I need to union two sets of XElements into a single, unique set of elements. Using the .Union() extension method, I just get a "union all" instead of a union. Am I missing something?

var elements = xDocument.Descendants(w + "sdt")
                   .Union(otherDocument.Descendants(w + "sdt")
                   .Select(sdt =>
                       new XElement(
                           sdt.Element(w + "sdtPr")
                               .Element(w + "tag")
                               .Attribute(w + "val").Value,
                           GetTextFromContentControl(sdt).Trim())
                   )
               );
+1  A: 

It's really hard to troubleshoot your "left join" observation without seeing what it is you are using to come to that conclusion. Here's my shot in the dark.

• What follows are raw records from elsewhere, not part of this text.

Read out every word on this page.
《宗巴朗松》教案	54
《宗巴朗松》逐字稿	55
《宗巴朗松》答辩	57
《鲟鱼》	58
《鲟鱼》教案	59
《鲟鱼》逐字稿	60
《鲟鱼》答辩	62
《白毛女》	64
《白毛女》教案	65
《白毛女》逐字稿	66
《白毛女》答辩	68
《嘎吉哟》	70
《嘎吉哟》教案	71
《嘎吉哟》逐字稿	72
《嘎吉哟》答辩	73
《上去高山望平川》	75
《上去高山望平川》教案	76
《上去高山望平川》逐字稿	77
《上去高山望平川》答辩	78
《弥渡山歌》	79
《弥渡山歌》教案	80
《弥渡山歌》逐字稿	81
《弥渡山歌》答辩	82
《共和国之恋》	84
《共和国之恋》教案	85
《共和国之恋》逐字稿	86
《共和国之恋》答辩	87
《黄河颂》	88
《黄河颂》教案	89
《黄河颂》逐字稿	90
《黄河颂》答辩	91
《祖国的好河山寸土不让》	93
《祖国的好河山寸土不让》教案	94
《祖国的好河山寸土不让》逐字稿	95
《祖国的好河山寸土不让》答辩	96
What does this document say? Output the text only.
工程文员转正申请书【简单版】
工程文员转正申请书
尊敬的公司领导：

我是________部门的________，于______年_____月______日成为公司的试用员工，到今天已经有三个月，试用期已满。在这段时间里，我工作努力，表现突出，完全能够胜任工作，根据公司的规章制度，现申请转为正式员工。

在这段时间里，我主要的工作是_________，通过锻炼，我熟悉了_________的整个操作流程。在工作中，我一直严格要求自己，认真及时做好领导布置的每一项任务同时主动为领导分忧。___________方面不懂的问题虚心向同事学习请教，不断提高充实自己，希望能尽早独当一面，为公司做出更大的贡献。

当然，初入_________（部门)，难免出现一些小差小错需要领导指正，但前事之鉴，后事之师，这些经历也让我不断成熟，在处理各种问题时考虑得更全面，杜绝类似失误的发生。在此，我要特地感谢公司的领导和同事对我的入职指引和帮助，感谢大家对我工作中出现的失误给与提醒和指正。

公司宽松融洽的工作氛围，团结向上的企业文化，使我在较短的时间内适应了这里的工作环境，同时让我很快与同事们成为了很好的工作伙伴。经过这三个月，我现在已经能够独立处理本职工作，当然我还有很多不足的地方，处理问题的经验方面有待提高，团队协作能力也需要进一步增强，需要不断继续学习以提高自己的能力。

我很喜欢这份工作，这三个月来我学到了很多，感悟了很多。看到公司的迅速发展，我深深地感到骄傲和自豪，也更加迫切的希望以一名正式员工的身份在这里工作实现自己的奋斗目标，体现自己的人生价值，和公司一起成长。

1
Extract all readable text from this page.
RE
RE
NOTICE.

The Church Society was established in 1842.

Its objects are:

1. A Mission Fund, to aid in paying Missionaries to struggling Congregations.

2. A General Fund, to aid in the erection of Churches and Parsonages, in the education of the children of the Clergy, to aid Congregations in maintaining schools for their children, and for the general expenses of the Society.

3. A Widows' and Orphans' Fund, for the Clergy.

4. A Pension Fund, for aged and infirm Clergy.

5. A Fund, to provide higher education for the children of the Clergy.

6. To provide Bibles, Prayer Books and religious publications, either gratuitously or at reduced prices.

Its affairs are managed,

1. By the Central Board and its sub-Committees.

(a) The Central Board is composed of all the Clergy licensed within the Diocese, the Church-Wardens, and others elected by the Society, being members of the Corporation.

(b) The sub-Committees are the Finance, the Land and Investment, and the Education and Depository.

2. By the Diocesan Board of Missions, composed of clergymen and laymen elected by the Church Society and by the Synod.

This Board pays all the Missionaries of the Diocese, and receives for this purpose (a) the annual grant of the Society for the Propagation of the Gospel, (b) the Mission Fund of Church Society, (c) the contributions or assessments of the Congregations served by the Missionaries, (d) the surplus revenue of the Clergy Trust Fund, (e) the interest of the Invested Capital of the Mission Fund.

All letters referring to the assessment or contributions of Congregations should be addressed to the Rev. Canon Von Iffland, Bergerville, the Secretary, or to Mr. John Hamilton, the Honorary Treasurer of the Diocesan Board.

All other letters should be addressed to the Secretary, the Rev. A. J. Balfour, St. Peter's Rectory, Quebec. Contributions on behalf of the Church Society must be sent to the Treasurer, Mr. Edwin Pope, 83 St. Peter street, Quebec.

XDocument doc1 = XDocument.Parse(@"<XML><A/><C/></XML>");
XDocument doc2 = XDocument.Parse(@"<XML><B/><C/></XML>");
//
var query1 = doc1.Descendants().Union(doc2.Descendants());
Console.WriteLine(query1.Count());
foreach (XElement e in query1) Console.WriteLine("--{0}",e.Name);

6
--XML
--A
--C
--XML
--B
--C
//
var query2 = doc1.Descendants().Concat(doc2.Descendants())
  .GroupBy(x => x.Name)
  .Select(g => g.First());
Console.WriteLine(query2.Count());
foreach (XElement e in query2) Console.WriteLine("--{0}", e.Name);

4
--XML
--A
--C
--B

In linq to objects (which is what linq to xml really is), Union against reference types uses reference equality to test for duplicates. XElement is a reference type.

David B
Turns out I was wrong about my "left join" issue. That was my fault. However, the Union operator returns a "union all" (edited my original question to reflect this). I'll try your solution.
Ryan Riley
This isn't working for me as the difference in the elements is the attribute value of grandchild elements (see my response below).
Ryan Riley
A: 

I was able to get the following to work, but it is quite ugly:

var elements = xDocument.Descendants(w + "sdt")
                   .Concat(otherDocument.Descendants(w + "sdt")
                               .Where(e => !xDocument.Descendants(w + "sdt")
                                               .Any(x => x.Element(w + "sdtPr")
                                                             .Element(w + "tag")
                                                             .Attribute(w + "val").Value ==
                                                         e.Element(w + "sdtPr")
                                                             .Element(w + "tag")
                                                             .Attribute(w + "val").Value)))
                   .Select(sdt =>
                       new XElement(
                           sdt.Element(w + "sdtPr")
                               .Element(w + "tag")
                               .Attribute(w + "val").Value,
                           GetTextFromContentControl(sdt).Trim())
                   )
               );

Surely there must be a better way.

Ryan Riley
A: 

What about something like this?

var xDoc = from f in xDocument.Descendants(w + "sdt")
 select new {xNode = f, MatchOn = f.Element(w + "sdtPr").Element(w + "tag").Attribute(w + "val").Value };

var oDoc = from o in otherDocument.Descendants(w + "sdt")
 select new {MatchOn = o.Element(w + "sdtPr").Element(w + "tag").Attribute(w + "val").Value };

var elements = from x in xDoc.Where(f => !oDoc.Any(o => o.MatchOn == f.MatchOn))
 select new XElement(x.MatchOn, GetTextFromContentControl(x.xNode).Trim());
Dave Markle
+3  A: 

Your first impulse was almost correct.:) As per David B, if you do not tell LINQ exactly how you define equality and then give it a bunch of XElements, it will compare them by reference. Fortunately, you can tell it to use different criteria by specifying an IEqualityComparer‹XElement› (basically, an object that has an Equals method that returns true iff two XElements are equal according to your definition and false otherwise and a GetHashCode method that takes an XElement and returns a hash code based on your equality criteria).

For example:

var elements = xDocument.Descendants(w + "sdt")
               .Union(otherDocument.Descendants(w + "sdt", new XElementComparer())
               .RestOfYourCode

...

Somewhere else in your project

public class XElementComparer : IEqualityComparer‹XElement› {
   public bool Equals(XElement x, XElement y) {
     return ‹X and Y are equal according to your standards›;
}


 public int GetHashCode(XElement obj) {
     return ‹hash code based on whatever parameters you used to determine        
            Equals. For example, if you determine equality based on the ID 
            attribute, return the hash code of the ID attribute.›;

 }

 }

Note: I do not have the framework at home, so the exact code is not tested and the IEqualityComparer code is from here (scroll down to second post).

Ria
This was perfect. Thanks!
Ryan Riley